第3章 昨夜泣いた君と【薄桜鬼】
「ちょっ……だから、二人共落ち着けって。」
酔っ払って掴み合っている二人の男の諍いを、俺は収めようとしていた。
偶々左之さんと呑みに来た店で、突然隣の席に居た奴等が揉め出したんだ。
このままじゃ店に迷惑になるからと何とか男二人を店の外に連れ出したまでは良かったが、それでも酔いも手伝ってか二人の諍いは激しくなるばかりだ。

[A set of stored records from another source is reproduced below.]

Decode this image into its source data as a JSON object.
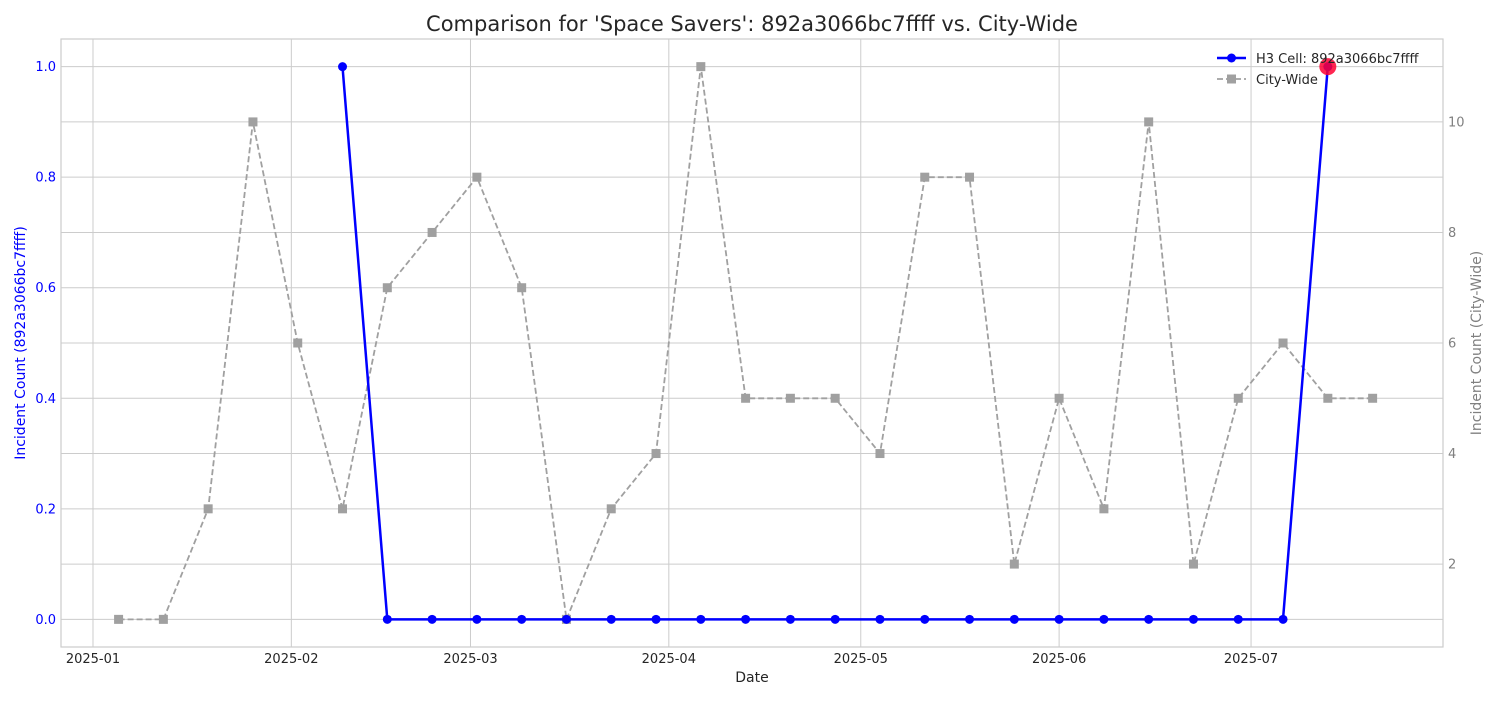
{
  "chart_data": {
    "type": "line",
    "title": "Comparison for 'Space Savers': 892a3066bc7ffff vs. City-Wide",
    "xlabel": "Date",
    "ylabel_left": "Incident Count (892a3066bc7ffff)",
    "ylabel_right": "Incident Count (City-Wide)",
    "x_ticks": [
      "2025-01",
      "2025-02",
      "2025-03",
      "2025-04",
      "2025-05",
      "2025-06",
      "2025-07"
    ],
    "x_tick_dates": [
      "2025-01-01",
      "2025-02-01",
      "2025-03-01",
      "2025-04-01",
      "2025-05-01",
      "2025-06-01",
      "2025-07-01"
    ],
    "xlim": [
      "2024-12-27",
      "2025-07-31"
    ],
    "y_left_ticks": [
      "0.0",
      "0.2",
      "0.4",
      "0.6",
      "0.8",
      "1.0"
    ],
    "y_left_lim": [
      -0.05,
      1.05
    ],
    "y_right_ticks": [
      "2",
      "4",
      "6",
      "8",
      "10"
    ],
    "y_right_lim": [
      0.5,
      11.5
    ],
    "grid": true,
    "legend_position": "top-right",
    "colors": {
      "cell": "#0000ff",
      "city": "#a0a0a0",
      "highlight": "#ff0033",
      "left_axis": "#0000ff",
      "right_axis": "#808080"
    },
    "series": [
      {
        "name": "H3 Cell: 892a3066bc7ffff",
        "axis": "left",
        "style": "solid",
        "marker": "circle",
        "x": [
          "2025-02-09",
          "2025-02-16",
          "2025-02-23",
          "2025-03-02",
          "2025-03-09",
          "2025-03-16",
          "2025-03-23",
          "2025-03-30",
          "2025-04-06",
          "2025-04-13",
          "2025-04-20",
          "2025-04-27",
          "2025-05-04",
          "2025-05-11",
          "2025-05-18",
          "2025-05-25",
          "2025-06-01",
          "2025-06-08",
          "2025-06-15",
          "2025-06-22",
          "2025-06-29",
          "2025-07-06",
          "2025-07-13"
        ],
        "values": [
          1,
          0,
          0,
          0,
          0,
          0,
          0,
          0,
          0,
          0,
          0,
          0,
          0,
          0,
          0,
          0,
          0,
          0,
          0,
          0,
          0,
          0,
          1
        ]
      },
      {
        "name": "City-Wide",
        "axis": "right",
        "style": "dashed",
        "marker": "square",
        "x": [
          "2025-01-05",
          "2025-01-12",
          "2025-01-19",
          "2025-01-26",
          "2025-02-02",
          "2025-02-09",
          "2025-02-16",
          "2025-02-23",
          "2025-03-02",
          "2025-03-09",
          "2025-03-16",
          "2025-03-23",
          "2025-03-30",
          "2025-04-06",
          "2025-04-13",
          "2025-04-20",
          "2025-04-27",
          "2025-05-04",
          "2025-05-11",
          "2025-05-18",
          "2025-05-25",
          "2025-06-01",
          "2025-06-08",
          "2025-06-15",
          "2025-06-22",
          "2025-06-29",
          "2025-07-06",
          "2025-07-13",
          "2025-07-20"
        ],
        "values": [
          1,
          1,
          3,
          10,
          6,
          3,
          7,
          8,
          9,
          7,
          1,
          3,
          4,
          11,
          5,
          5,
          5,
          4,
          9,
          9,
          2,
          5,
          3,
          10,
          2,
          5,
          6,
          5,
          5
        ]
      }
    ],
    "highlight": {
      "series": "H3 Cell: 892a3066bc7ffff",
      "x": "2025-07-13",
      "value": 1
    }
  }
}
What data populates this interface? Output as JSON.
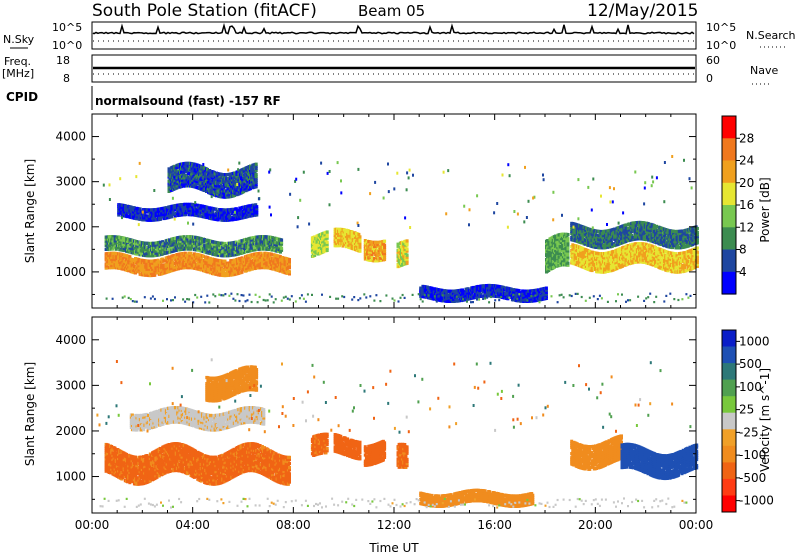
{
  "header": {
    "station": "South Pole Station (fitACF)",
    "beam": "Beam 05",
    "date": "12/May/2015"
  },
  "strip": {
    "nsky_label": "N.Sky",
    "nsky_top": "10^5",
    "nsky_bottom": "10^0",
    "freq_label": "Freq.",
    "freq_unit": "[MHz]",
    "freq_top": "18",
    "freq_bottom": "8",
    "cpid_label": "CPID",
    "cpid_text": "normalsound (fast) -157 RF",
    "nsearch_label": "N.Search",
    "nsearch_top": "10^5",
    "nsearch_bottom": "10^0",
    "nave_label": "Nave",
    "nave_top": "60",
    "nave_bottom": "0"
  },
  "chart_data": [
    {
      "type": "heatmap",
      "panel": "power",
      "ylabel": "Slant Range [km]",
      "yticks": [
        "1000",
        "2000",
        "3000",
        "4000"
      ],
      "ylim": [
        200,
        4500
      ],
      "xlim": [
        0,
        24
      ],
      "colorbar_label": "Power [dB]",
      "colorbar_ticks": [
        "4",
        "8",
        "12",
        "16",
        "20",
        "24",
        "28"
      ],
      "colorscale": [
        "#0000ff",
        "#1e46a0",
        "#3c8c50",
        "#78c850",
        "#e6e632",
        "#f0a01e",
        "#f0781e",
        "#ff0000"
      ],
      "regions": [
        {
          "t_start": 0.5,
          "t_end": 7.8,
          "range_center": 1150,
          "range_width": 350,
          "value": 26
        },
        {
          "t_start": 0.5,
          "t_end": 7.5,
          "range_center": 1550,
          "range_width": 300,
          "value": 12
        },
        {
          "t_start": 1.0,
          "t_end": 6.5,
          "range_center": 2300,
          "range_width": 250,
          "value": 6
        },
        {
          "t_start": 3.0,
          "t_end": 6.5,
          "range_center": 3000,
          "range_width": 500,
          "value": 8
        },
        {
          "t_start": 8.7,
          "t_end": 9.3,
          "range_center": 1600,
          "range_width": 450,
          "value": 18
        },
        {
          "t_start": 9.6,
          "t_end": 10.6,
          "range_center": 1650,
          "range_width": 400,
          "value": 22
        },
        {
          "t_start": 10.8,
          "t_end": 11.6,
          "range_center": 1550,
          "range_width": 450,
          "value": 24
        },
        {
          "t_start": 12.1,
          "t_end": 12.5,
          "range_center": 1300,
          "range_width": 500,
          "value": 20
        },
        {
          "t_start": 13.0,
          "t_end": 18.0,
          "range_center": 500,
          "range_width": 250,
          "value": 6
        },
        {
          "t_start": 18.0,
          "t_end": 18.9,
          "range_center": 1300,
          "range_width": 700,
          "value": 14
        },
        {
          "t_start": 19.0,
          "t_end": 24.0,
          "range_center": 1300,
          "range_width": 450,
          "value": 22
        },
        {
          "t_start": 19.0,
          "t_end": 24.0,
          "range_center": 1800,
          "range_width": 400,
          "value": 10
        }
      ]
    },
    {
      "type": "heatmap",
      "panel": "velocity",
      "ylabel": "Slant Range [km]",
      "xlabel": "Time UT",
      "xticks": [
        "00:00",
        "04:00",
        "08:00",
        "12:00",
        "16:00",
        "20:00",
        "00:00"
      ],
      "yticks": [
        "1000",
        "2000",
        "3000",
        "4000"
      ],
      "ylim": [
        200,
        4500
      ],
      "xlim": [
        0,
        24
      ],
      "colorbar_label": "Velocity [m s^-1]",
      "colorbar_ticks": [
        "1000",
        "500",
        "100",
        "25",
        "-25",
        "-100",
        "-500",
        "-1000"
      ],
      "colorscale": [
        "#0a1ec8",
        "#1e50b4",
        "#2d7878",
        "#50a050",
        "#78c83c",
        "#c8c8c8",
        "#f0a028",
        "#f08c1e",
        "#f06414",
        "#ff3c14",
        "#ff0000"
      ],
      "regions": [
        {
          "t_start": 0.5,
          "t_end": 7.8,
          "range_center": 1250,
          "range_width": 600,
          "value": -300
        },
        {
          "t_start": 1.5,
          "t_end": 6.8,
          "range_center": 2250,
          "range_width": 350,
          "value": -5
        },
        {
          "t_start": 4.5,
          "t_end": 6.5,
          "range_center": 3000,
          "range_width": 500,
          "value": -150
        },
        {
          "t_start": 8.7,
          "t_end": 9.3,
          "range_center": 1600,
          "range_width": 450,
          "value": -300
        },
        {
          "t_start": 9.6,
          "t_end": 10.6,
          "range_center": 1650,
          "range_width": 400,
          "value": -400
        },
        {
          "t_start": 10.8,
          "t_end": 11.6,
          "range_center": 1550,
          "range_width": 450,
          "value": -400
        },
        {
          "t_start": 12.1,
          "t_end": 12.5,
          "range_center": 1300,
          "range_width": 500,
          "value": -300
        },
        {
          "t_start": 13.0,
          "t_end": 17.5,
          "range_center": 500,
          "range_width": 250,
          "value": -200
        },
        {
          "t_start": 19.0,
          "t_end": 21.0,
          "range_center": 1500,
          "range_width": 500,
          "value": -200
        },
        {
          "t_start": 21.0,
          "t_end": 24.0,
          "range_center": 1300,
          "range_width": 500,
          "value": 700
        }
      ]
    }
  ]
}
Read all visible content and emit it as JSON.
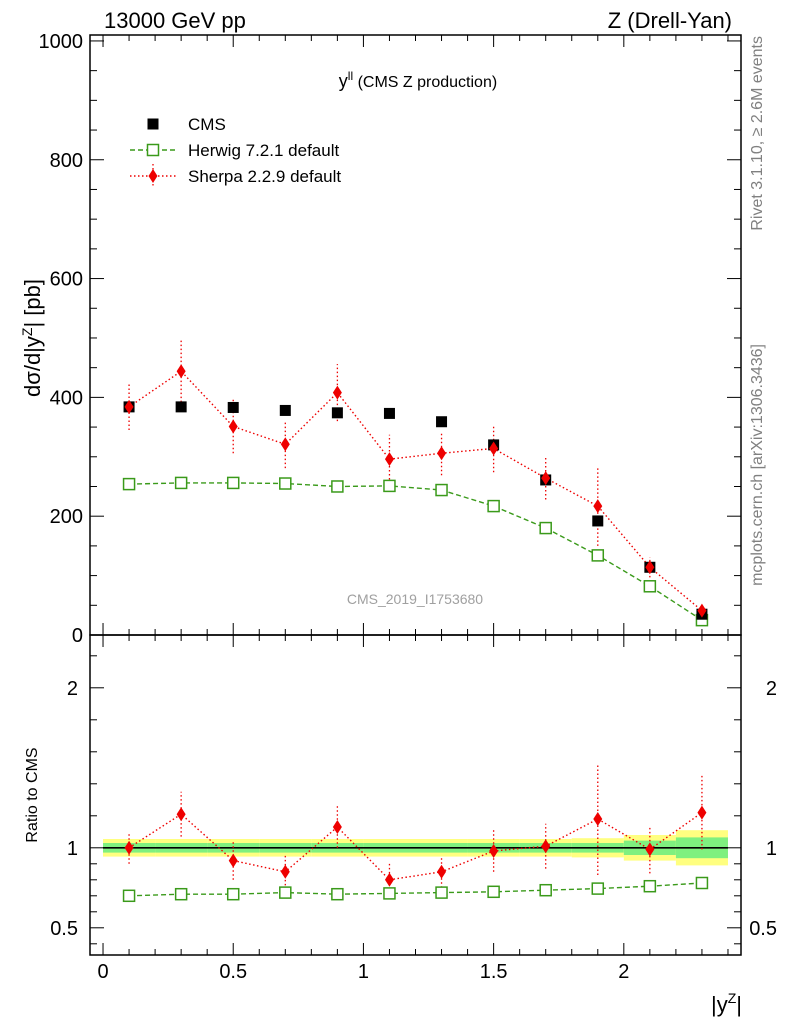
{
  "header": {
    "left": "13000 GeV pp",
    "right": "Z (Drell-Yan)"
  },
  "side_text": {
    "top": "Rivet 3.1.10, ≥ 2.6M events",
    "bottom": "mcplots.cern.ch [arXiv:1306.3436]"
  },
  "watermark": "CMS_2019_I1753680",
  "colors": {
    "cms": "#000000",
    "herwig": "#3a9a1a",
    "sherpa": "#ee0000",
    "band_inner": "#7ff07f",
    "band_outer": "#ffff80"
  },
  "chart_data": [
    {
      "type": "line",
      "title": "y",
      "title_sup": "ll",
      "title_suffix": " (CMS Z production)",
      "ylabel": "dσ/d|y",
      "ylabel_sup": "Z",
      "ylabel_suffix": "| [pb]",
      "xlim": [
        -0.05,
        2.45
      ],
      "ylim": [
        0,
        1010
      ],
      "y_ticks": [
        0,
        200,
        400,
        600,
        800,
        1000
      ],
      "legend_position": "top-left",
      "x": [
        0.1,
        0.3,
        0.5,
        0.7,
        0.9,
        1.1,
        1.3,
        1.5,
        1.7,
        1.9,
        2.1,
        2.3
      ],
      "series": [
        {
          "name": "CMS",
          "marker": "filled-square",
          "values": [
            384,
            384,
            383,
            378,
            374,
            373,
            359,
            320,
            261,
            192,
            114,
            35
          ]
        },
        {
          "name": "Herwig 7.2.1 default",
          "marker": "open-square",
          "line": "dashed",
          "values": [
            254,
            256,
            256,
            255,
            250,
            251,
            244,
            217,
            180,
            134,
            82,
            25
          ],
          "yerr": [
            1,
            1,
            1,
            1,
            1,
            1,
            1,
            1,
            1,
            1,
            1,
            1
          ]
        },
        {
          "name": "Sherpa 2.2.9 default",
          "marker": "filled-diamond",
          "line": "dotted",
          "values": [
            384,
            444,
            351,
            321,
            408,
            296,
            306,
            314,
            264,
            217,
            114,
            41
          ],
          "yerr": [
            39,
            52,
            45,
            40,
            48,
            41,
            37,
            40,
            36,
            67,
            17,
            8
          ]
        }
      ]
    },
    {
      "type": "line",
      "ylabel": "Ratio to CMS",
      "xlabel": "|y",
      "xlabel_sup": "Z",
      "xlabel_suffix": "|",
      "xlim": [
        -0.05,
        2.45
      ],
      "ylim": [
        0.33,
        2.33
      ],
      "y_ticks": [
        0.5,
        1,
        2
      ],
      "y_tick_labels": [
        "0.5",
        "1",
        "2"
      ],
      "x_ticks": [
        0,
        0.5,
        1,
        1.5,
        2
      ],
      "x_tick_labels": [
        "0",
        "0.5",
        "1",
        "1.5",
        "2"
      ],
      "reference": 1,
      "band_inner": [
        0.03,
        0.03,
        0.03,
        0.03,
        0.03,
        0.03,
        0.03,
        0.03,
        0.03,
        0.03,
        0.045,
        0.065
      ],
      "band_outer": [
        0.055,
        0.055,
        0.055,
        0.055,
        0.055,
        0.055,
        0.055,
        0.055,
        0.055,
        0.06,
        0.08,
        0.11
      ],
      "x": [
        0.1,
        0.3,
        0.5,
        0.7,
        0.9,
        1.1,
        1.3,
        1.5,
        1.7,
        1.9,
        2.1,
        2.3
      ],
      "series": [
        {
          "name": "Herwig 7.2.1 default",
          "values": [
            0.7,
            0.71,
            0.71,
            0.72,
            0.71,
            0.715,
            0.72,
            0.725,
            0.735,
            0.745,
            0.76,
            0.78
          ]
        },
        {
          "name": "Sherpa 2.2.9 default",
          "values": [
            1.0,
            1.21,
            0.92,
            0.85,
            1.13,
            0.8,
            0.85,
            0.98,
            1.01,
            1.18,
            0.99,
            1.22
          ],
          "yerr": [
            0.1,
            0.14,
            0.12,
            0.11,
            0.13,
            0.11,
            0.1,
            0.13,
            0.14,
            0.35,
            0.15,
            0.23
          ]
        }
      ]
    }
  ]
}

今にも殴り合いそうな二人の間に割って入って収めようとするものの、身体の小さな俺は揉みくちゃにされていた。
「もう本当に止めろって!」
「五月蝿えぞ、小僧!
餓鬼は引っ込んでいやがれ!」
そう言って弾き飛ばされた俺は、餓鬼扱いされた事が俄然頭に来た。
「手前え等……俺を誰だと思ってんだ。」
立ち上がり男達を睨み付けながら叫ぶと
「ああ?」
二人同時に声を上げ、不審な目を俺に向ける。
「俺は新選組八番隊組長、藤堂平助だ!
どうしても喧嘩がしてえって言うなら俺が相手になってやる。
懸かって来いよ!」
大声で啖呵を切ると男達の顔が途端に青ざめ
「……新選組。」
と、呟きながら退き始めた。
「どうした?
ほら、来ねえのか?」
身振りも加え更に煽ってやると
「あ……いや……」
「……すんません。」
気不味そうにへこへこと頭を下げて、二人共そそくさと逃げ出した。
慌てて走り去る男達の背中を目で追いながら
「全く……何なんだよ。」
鼻を鳴らして呟いた俺の背後から左之さんが声を掛けて来る。